Co-Administration of Fish Oil With Signal Transduction Inhibitors Has Anti-Migration Effects in Breast Cancer Cell Lines, in vitro

The Open Biochemistry Journal 31 Aug 2018 RESEARCH ARTICLE DOI: 10.2174/1874091X01812010130



There is an urgent need for new therapies to treat cancer metastasis. Fish oil, with high omega 3 fatty acid content, has shown anticancer activity and signal transduction inhibitors have shown anti-metastatic properties.


To provide preliminary in vitro data on the anti-migration potential of signal transduction inhibitors and co-administered fish oil.


MCF-7, TamR and FasR breast cancer cell lines were used to determine the effects of combinations of PD98059, LY294002 and fish oil in growth assays. Modulations of p-Src and COX-2, both mediators of motility and invasion, were then determined by Western blotting and IHC to ascertain effects on migration potential.

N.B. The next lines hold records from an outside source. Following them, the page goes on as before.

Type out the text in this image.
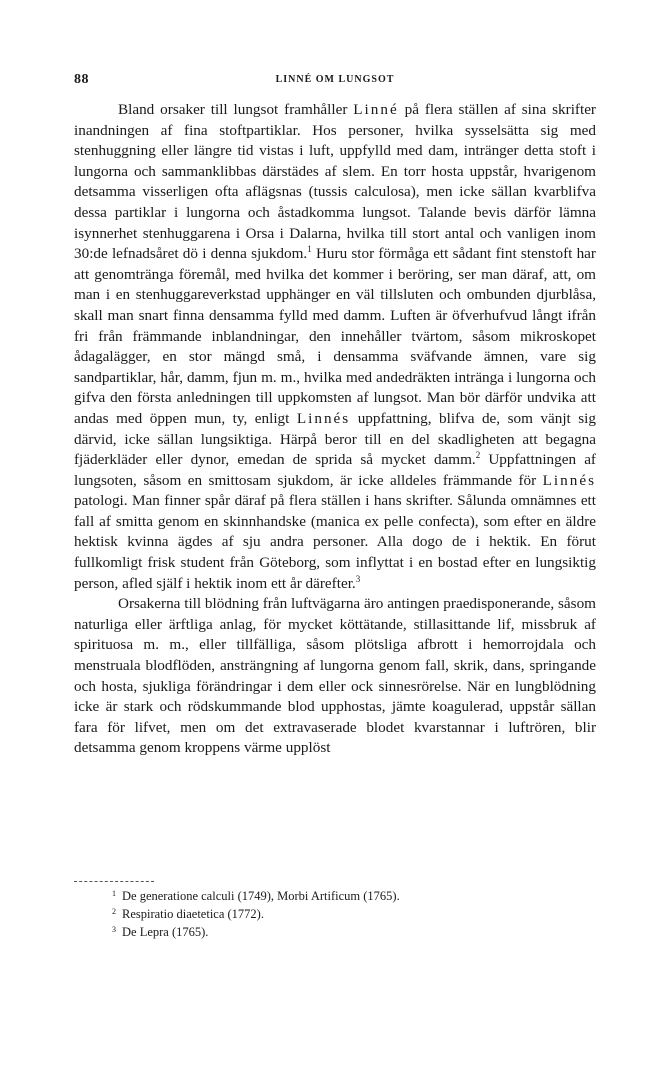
88	LINNÉ OM LUNGSOT

Bland orsaker till lungsot framhåller Linné på flera ställen af sina skrifter inandningen af fina stoftpartiklar. Hos personer, hvilka sysselsätta sig med stenhuggning eller längre tid vistas i luft, uppfylld med dam, intränger detta stoft i lungorna och sammanklibbas därstädes af slem. En torr hosta uppstår, hvarigenom detsamma visserligen ofta aflägsnas (tussis calculosa), men icke sällan kvarblifva dessa partiklar i lungorna och åstadkomma lungsot. Talande bevis därför lämna isynnerhet stenhuggarena i Orsa i Dalarna, hvilka till stort antal och vanligen inom 30:de lefnadsåret dö i denna sjukdom.$^1$ Huru stor förmåga ett sådant fint stenstoft har att genomtränga föremål, med hvilka det kommer i beröring, ser man däraf, att, om man i en stenhuggareverkstad upphänger en väl tillsluten och ombunden djurblåsa, skall man snart finna densamma fylld med damm. Luften är öfverhufvud långt ifrån fri från främmande inblandningar, den innehåller tvärtom, såsom mikroskopet ådagalägger, en stor mängd små, i densamma sväfvande ämnen, vare sig sandpartiklar, hår, damm, fjun m. m., hvilka med andedräkten inträngа i lungorna och gifva den första anledningen till uppkomsten af lungsot. Man bör därför undvika att andas med öppen mun, ty, enligt Linnés uppfattning, blifva de, som vänjt sig därvid, icke sällan lungsiktiga. Härpå beror till en del skadligheten att begagna fjäderkläder eller dynor, emedan de sprida så mycket damm.$^2$ Uppfattningen af lungsoten, såsom en smittosam sjukdom, är icke alldeles främmande för Linnés patologi. Man finner spår däraf på flera ställen i hans skrifter. Sålunda omnämnes ett fall af smitta genom en skinnhandske (manica ex pelle confecta), som efter en äldre hektisk kvinna ägdes af sju andra personer. Alla dogo de i hektik. En förut fullkomligt frisk student från Göteborg, som inflyttat i en bostad efter en lungsiktig person, afled själf i hektik inom ett år därefter.$^3$

Orsakerna till blödning från luftvägarna äro antingen praedisponerande, såsom naturliga eller ärftliga anlag, för mycket köttätande, stillasittande lif, missbruk af spirituosa m. m., eller tillfälliga, såsom plötsliga afbrott i hemorrojdala och menstruala blodflöden, ansträngning af lungorna genom fall, skrik, dans, springande och hosta, sjukliga förändringar i dem eller ock sinnesrörelse. När en lungblödning icke är stark och rödskummande blod upphostas, jämte koagulerad, uppstår sällan fara för lifvet, men om det extravaserade blodet kvarstannar i luftrören, blir detsamma genom kroppens värme upplöst

$^1$ De generatione calculi (1749), Morbi Artificum (1765).
$^2$ Respiratio diaetetica (1772).
$^3$ De Lepra (1765).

Migration rates for the three cell lines examined were ranked: FasR>TamR>MCF-7 (p <0.05). Addition of fish oil reduced the number of TamR cells migrating after 48h (p <0.05), while the addition of PD98059 and LY294002 also decreased migratory potential of TamR cells (p <0.05). Addition of PD98059 and LY294002 to TamR cells did not result in a significant decrease in p-Src levels; as was the case when PD98059, LY294002 and 4-hydroxytamoxifen were added to MCF-7 cells. However, the co-administration of fish oil markedly reduced p-Src and COX-2 expression in both cell lines.


Co-administration of a commercial fish oil with signal transduction inhibitors results in decreased cell migration via an unknown co-operative mechanism and could constitute a novel approach for the treatment of breast cancer metastasis.

Keywords: Cancer, Cell migration, Signal transduction inhibitor, PD98059, LY294002, Fish oil.